6. What Does My Business Have To Do To Comply With CCPA?
A consumer can ask your business to disclose all the data you have on them and who you have shared with or where it is stored and used. A consumer may also request you to delete their personal information. When a consumer makes such a request, you have 45 days to comply with the request.
It’s also worth mentioning that, similar to GDPR, CCPA provides a private right of action, which means that any resident of California can bring their own legal action against your company if you have violated CCPA in regards to their personal information. Note that the law provides a fine of $750 (maximum) per incident in a private right of action.

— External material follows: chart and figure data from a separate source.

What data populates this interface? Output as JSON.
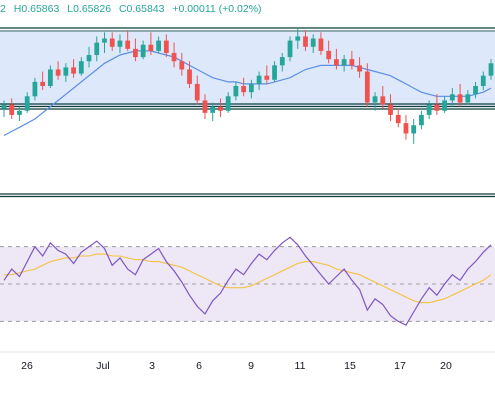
{
  "ohlc": {
    "open_fragment": "2",
    "high": "H0.65863",
    "low": "L0.65826",
    "close": "C0.65843",
    "change": "+0.00011 (+0.02%)"
  },
  "colors": {
    "up": "#26a69a",
    "down": "#ef5350",
    "ma": "#5b8ee6",
    "rsi": "#7e57c2",
    "rsi_ma": "#f6c242",
    "band_fill": "#dde8fb",
    "rsi_band_fill": "#ede7f6",
    "level_line": "#0f3d3a"
  },
  "chart_data": [
    {
      "type": "candlestick",
      "x_axis_labels": [
        "26",
        "Jul",
        "3",
        "6",
        "9",
        "11",
        "15",
        "17",
        "20"
      ],
      "series": [
        {
          "kind": "ohlc",
          "values": [
            [
              0.6585,
              0.6589,
              0.6581,
              0.6587
            ],
            [
              0.6587,
              0.659,
              0.658,
              0.6582
            ],
            [
              0.6582,
              0.6586,
              0.6579,
              0.6584
            ],
            [
              0.6584,
              0.6593,
              0.6583,
              0.6591
            ],
            [
              0.6591,
              0.66,
              0.6589,
              0.6598
            ],
            [
              0.6598,
              0.6603,
              0.6594,
              0.6596
            ],
            [
              0.6596,
              0.6606,
              0.6595,
              0.6604
            ],
            [
              0.6604,
              0.6608,
              0.6599,
              0.6601
            ],
            [
              0.6601,
              0.6607,
              0.6598,
              0.6605
            ],
            [
              0.6605,
              0.6609,
              0.66,
              0.6602
            ],
            [
              0.6602,
              0.661,
              0.6601,
              0.6608
            ],
            [
              0.6608,
              0.6615,
              0.6605,
              0.6611
            ],
            [
              0.6611,
              0.662,
              0.6608,
              0.6617
            ],
            [
              0.6617,
              0.6622,
              0.6612,
              0.6619
            ],
            [
              0.6619,
              0.6622,
              0.6613,
              0.6615
            ],
            [
              0.6615,
              0.6621,
              0.6612,
              0.6618
            ],
            [
              0.6618,
              0.6623,
              0.6613,
              0.6614
            ],
            [
              0.6614,
              0.6619,
              0.6608,
              0.661
            ],
            [
              0.661,
              0.6618,
              0.6609,
              0.6616
            ],
            [
              0.6616,
              0.6622,
              0.6611,
              0.6613
            ],
            [
              0.6613,
              0.662,
              0.6612,
              0.6618
            ],
            [
              0.6618,
              0.6621,
              0.661,
              0.6612
            ],
            [
              0.6612,
              0.6617,
              0.6605,
              0.6608
            ],
            [
              0.6608,
              0.6612,
              0.6601,
              0.6604
            ],
            [
              0.6604,
              0.6608,
              0.6595,
              0.6597
            ],
            [
              0.6597,
              0.6601,
              0.6587,
              0.6589
            ],
            [
              0.6589,
              0.6592,
              0.658,
              0.6583
            ],
            [
              0.6583,
              0.6588,
              0.6579,
              0.6586
            ],
            [
              0.6586,
              0.659,
              0.6581,
              0.6584
            ],
            [
              0.6584,
              0.6593,
              0.6583,
              0.6591
            ],
            [
              0.6591,
              0.6598,
              0.6589,
              0.6596
            ],
            [
              0.6596,
              0.66,
              0.6591,
              0.6593
            ],
            [
              0.6593,
              0.6599,
              0.659,
              0.6597
            ],
            [
              0.6597,
              0.6603,
              0.6594,
              0.6601
            ],
            [
              0.6601,
              0.6606,
              0.6597,
              0.6599
            ],
            [
              0.6599,
              0.6608,
              0.6598,
              0.6606
            ],
            [
              0.6606,
              0.6612,
              0.6603,
              0.661
            ],
            [
              0.661,
              0.662,
              0.6608,
              0.6618
            ],
            [
              0.6618,
              0.6624,
              0.6614,
              0.662
            ],
            [
              0.662,
              0.6623,
              0.6613,
              0.6615
            ],
            [
              0.6615,
              0.6621,
              0.6612,
              0.6619
            ],
            [
              0.6619,
              0.6622,
              0.6611,
              0.6613
            ],
            [
              0.6613,
              0.6618,
              0.6607,
              0.6609
            ],
            [
              0.6609,
              0.6614,
              0.6604,
              0.6606
            ],
            [
              0.6606,
              0.6611,
              0.6603,
              0.6609
            ],
            [
              0.6609,
              0.6613,
              0.6604,
              0.6606
            ],
            [
              0.6606,
              0.661,
              0.66,
              0.6603
            ],
            [
              0.6603,
              0.6607,
              0.6586,
              0.6588
            ],
            [
              0.6588,
              0.6593,
              0.6584,
              0.6591
            ],
            [
              0.6591,
              0.6596,
              0.6585,
              0.6587
            ],
            [
              0.6587,
              0.6592,
              0.6579,
              0.6582
            ],
            [
              0.6582,
              0.6585,
              0.6576,
              0.6578
            ],
            [
              0.6578,
              0.6582,
              0.657,
              0.6573
            ],
            [
              0.6573,
              0.658,
              0.6568,
              0.6577
            ],
            [
              0.6577,
              0.6584,
              0.6575,
              0.6582
            ],
            [
              0.6582,
              0.6589,
              0.658,
              0.6587
            ],
            [
              0.6587,
              0.6592,
              0.6582,
              0.6584
            ],
            [
              0.6584,
              0.6591,
              0.6583,
              0.6589
            ],
            [
              0.6589,
              0.6595,
              0.6586,
              0.6592
            ],
            [
              0.6592,
              0.6597,
              0.6586,
              0.6588
            ],
            [
              0.6588,
              0.6594,
              0.6587,
              0.6592
            ],
            [
              0.6592,
              0.6598,
              0.659,
              0.6596
            ],
            [
              0.6596,
              0.6603,
              0.6594,
              0.6601
            ],
            [
              0.6601,
              0.6609,
              0.6599,
              0.6607
            ]
          ]
        },
        {
          "kind": "moving_average",
          "values": [
            0.6572,
            0.6574,
            0.6576,
            0.6578,
            0.658,
            0.6583,
            0.6586,
            0.6589,
            0.6592,
            0.6595,
            0.6598,
            0.6601,
            0.6604,
            0.6607,
            0.6609,
            0.6611,
            0.6612,
            0.6613,
            0.6613,
            0.6613,
            0.6612,
            0.6611,
            0.661,
            0.6608,
            0.6606,
            0.6604,
            0.6602,
            0.66,
            0.6599,
            0.6598,
            0.6598,
            0.6597,
            0.6597,
            0.6597,
            0.6597,
            0.6598,
            0.6599,
            0.66,
            0.6602,
            0.6604,
            0.6605,
            0.6606,
            0.6606,
            0.6606,
            0.6606,
            0.6606,
            0.6605,
            0.6604,
            0.6603,
            0.6602,
            0.6601,
            0.6599,
            0.6597,
            0.6595,
            0.6593,
            0.6592,
            0.6591,
            0.6591,
            0.6591,
            0.6591,
            0.6591,
            0.6592,
            0.6593,
            0.6595
          ]
        }
      ]
    },
    {
      "type": "line",
      "series": [
        {
          "kind": "rsi",
          "values": [
            52,
            58,
            54,
            62,
            70,
            65,
            72,
            68,
            66,
            61,
            67,
            70,
            73,
            69,
            60,
            64,
            58,
            55,
            63,
            66,
            69,
            62,
            57,
            51,
            44,
            38,
            34,
            41,
            45,
            52,
            58,
            55,
            61,
            66,
            63,
            68,
            72,
            75,
            71,
            65,
            60,
            55,
            50,
            54,
            58,
            52,
            47,
            36,
            42,
            39,
            33,
            30,
            28,
            35,
            42,
            48,
            44,
            50,
            55,
            52,
            58,
            62,
            67,
            71
          ]
        },
        {
          "kind": "rsi_moving_average",
          "values": [
            55,
            55,
            56,
            57,
            58,
            60,
            62,
            63,
            64,
            64,
            65,
            65,
            66,
            66,
            65,
            65,
            64,
            63,
            63,
            62,
            62,
            61,
            60,
            59,
            57,
            55,
            53,
            51,
            49,
            48,
            48,
            48,
            49,
            51,
            53,
            55,
            57,
            59,
            61,
            62,
            62,
            61,
            60,
            58,
            57,
            56,
            55,
            53,
            51,
            49,
            47,
            45,
            43,
            41,
            40,
            40,
            41,
            42,
            44,
            46,
            48,
            50,
            52,
            55
          ]
        }
      ],
      "levels": [
        70,
        50,
        30
      ]
    }
  ]
}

7. Are There Any Exceptions To The Law?
You should keep in mind that CCPA creates numerous exceptions. CCPA, by its terms, won’t restrict your business’s ability to do the following:
- Comply with criminal, civil, or regulatory investigations or inquiries
- Comply with state, federal, or local laws.
- Cooperate with any law enforcement agency
- Defend or exercise legal claims
- Collect, use, retain, sell, or disclose consumer information that is deidentified or in the aggregate consumer information
- Sell or collect consumer information provided every aspect of that business conduct takes place outside the state of California
We would also like to clarify that CCPA doesn’t apply where:
- Compliance with the law would violate or interfere with evidentiary privileges
- The personal information is medical information that is protected health information under the Health Insurance Portability and Accountability Act of 1996 or governed by the Confidentiality of Medical Information Act.
On the basis of the above information, it is vital that your business perform suitable internal diligence in order to determine if one or more exceptions apply, and to what extent. If you do this, it will help refine both the scope and expense of implementation while solidifying your overall readiness efforts.
Although the CCPA has already been amended once, and it might go through more updates before it comes into effect, your business should start preparing now. You will have to update privacy notices, other procedures and policies, and your website before the law takes effect. We reckon that at the very least, your business must start mapping all the personal data that it collects as well as locations where such personal data is stored in order to promptly meet or respond to any request under the CCPA.
You should also work with someone who is knowledgeable about the law in order to determine how your business, clients, vendors and other third parties are defined under the CCPA, and then concentrate on the implications for your business.